By Howard Fischer | Capitol Media Services
It’s not just the future of whether Arizona gets to keep its ban on “ballot harvesting” that the U.S. Supreme Court will decide this week.
Hanging in the balance could be how far Arizona — and other states — get to go in enacting new restrictions on registration and voting, particularly when they are found to have disparate effect on minorities.
On paper, the justices are looking at the simple question of whether the state can regulate who can take someone else’s voted early ballot to a polling place. That had been the practice of some civic groups in Arizona for years.
They would go door to door and ask people if they had remembered to return their early ballot. And, given that a ballot has to be received by 7 p.m. on Election Day, they offered to take it to a polling place rather than risk it not arriving on time.
In 2016, however, the Republican-controlled legislature voted to make that a felony.

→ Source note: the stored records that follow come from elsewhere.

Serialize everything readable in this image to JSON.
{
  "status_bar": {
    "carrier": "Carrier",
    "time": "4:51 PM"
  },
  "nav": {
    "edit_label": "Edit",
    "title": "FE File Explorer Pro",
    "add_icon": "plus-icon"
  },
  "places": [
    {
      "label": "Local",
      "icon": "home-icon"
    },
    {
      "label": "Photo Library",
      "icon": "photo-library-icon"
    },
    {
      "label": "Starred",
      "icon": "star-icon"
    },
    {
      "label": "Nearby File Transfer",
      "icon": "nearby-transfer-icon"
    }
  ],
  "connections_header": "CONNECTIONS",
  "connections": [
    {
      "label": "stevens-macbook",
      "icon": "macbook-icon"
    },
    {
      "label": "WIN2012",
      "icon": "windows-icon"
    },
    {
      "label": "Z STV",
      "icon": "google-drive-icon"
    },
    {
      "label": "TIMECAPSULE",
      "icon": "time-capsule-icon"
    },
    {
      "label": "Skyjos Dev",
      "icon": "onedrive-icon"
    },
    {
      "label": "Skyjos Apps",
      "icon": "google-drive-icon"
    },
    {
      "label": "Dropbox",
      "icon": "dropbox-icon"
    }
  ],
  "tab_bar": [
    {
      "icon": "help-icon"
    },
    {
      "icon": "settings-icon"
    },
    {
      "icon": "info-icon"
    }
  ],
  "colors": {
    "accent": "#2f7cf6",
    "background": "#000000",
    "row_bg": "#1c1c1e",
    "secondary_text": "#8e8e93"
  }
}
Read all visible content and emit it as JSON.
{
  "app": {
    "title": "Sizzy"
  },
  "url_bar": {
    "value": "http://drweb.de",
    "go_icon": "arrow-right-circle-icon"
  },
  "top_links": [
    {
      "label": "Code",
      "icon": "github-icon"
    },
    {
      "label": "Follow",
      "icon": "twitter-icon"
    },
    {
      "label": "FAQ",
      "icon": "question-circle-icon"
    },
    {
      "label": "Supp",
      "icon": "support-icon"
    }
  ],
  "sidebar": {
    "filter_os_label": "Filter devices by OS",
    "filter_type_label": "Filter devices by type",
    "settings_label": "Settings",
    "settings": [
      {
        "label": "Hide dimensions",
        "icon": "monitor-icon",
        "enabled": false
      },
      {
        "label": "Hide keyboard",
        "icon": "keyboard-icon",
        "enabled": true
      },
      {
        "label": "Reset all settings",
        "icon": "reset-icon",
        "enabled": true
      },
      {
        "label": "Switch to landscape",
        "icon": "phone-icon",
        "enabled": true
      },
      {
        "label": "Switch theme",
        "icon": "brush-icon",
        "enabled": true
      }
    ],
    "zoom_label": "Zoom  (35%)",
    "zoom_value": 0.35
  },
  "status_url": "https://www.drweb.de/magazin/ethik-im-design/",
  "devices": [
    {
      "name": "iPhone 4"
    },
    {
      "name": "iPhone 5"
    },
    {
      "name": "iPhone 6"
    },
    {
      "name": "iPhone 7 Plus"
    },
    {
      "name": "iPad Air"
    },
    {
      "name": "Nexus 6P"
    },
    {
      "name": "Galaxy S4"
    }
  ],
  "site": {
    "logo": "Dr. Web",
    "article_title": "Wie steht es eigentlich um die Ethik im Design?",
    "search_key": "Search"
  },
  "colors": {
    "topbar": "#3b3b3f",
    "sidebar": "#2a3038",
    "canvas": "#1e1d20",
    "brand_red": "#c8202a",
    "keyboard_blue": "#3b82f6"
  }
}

The law has only a handful of exceptions, like family members, people living in the same household and caregivers.
Proponents argued that this would prevent fraud.
But during legislative debate supporters could not cite a single instance of someone’s early ballot being stolen, manipulated or discarded. In fact, J.D. Mesnard, then a state representative from Chandler and now a senator, argued that it’s irrelevant whether there
“What is indisputable is that many people believe it’s happening,” he said. “And I think that matters.”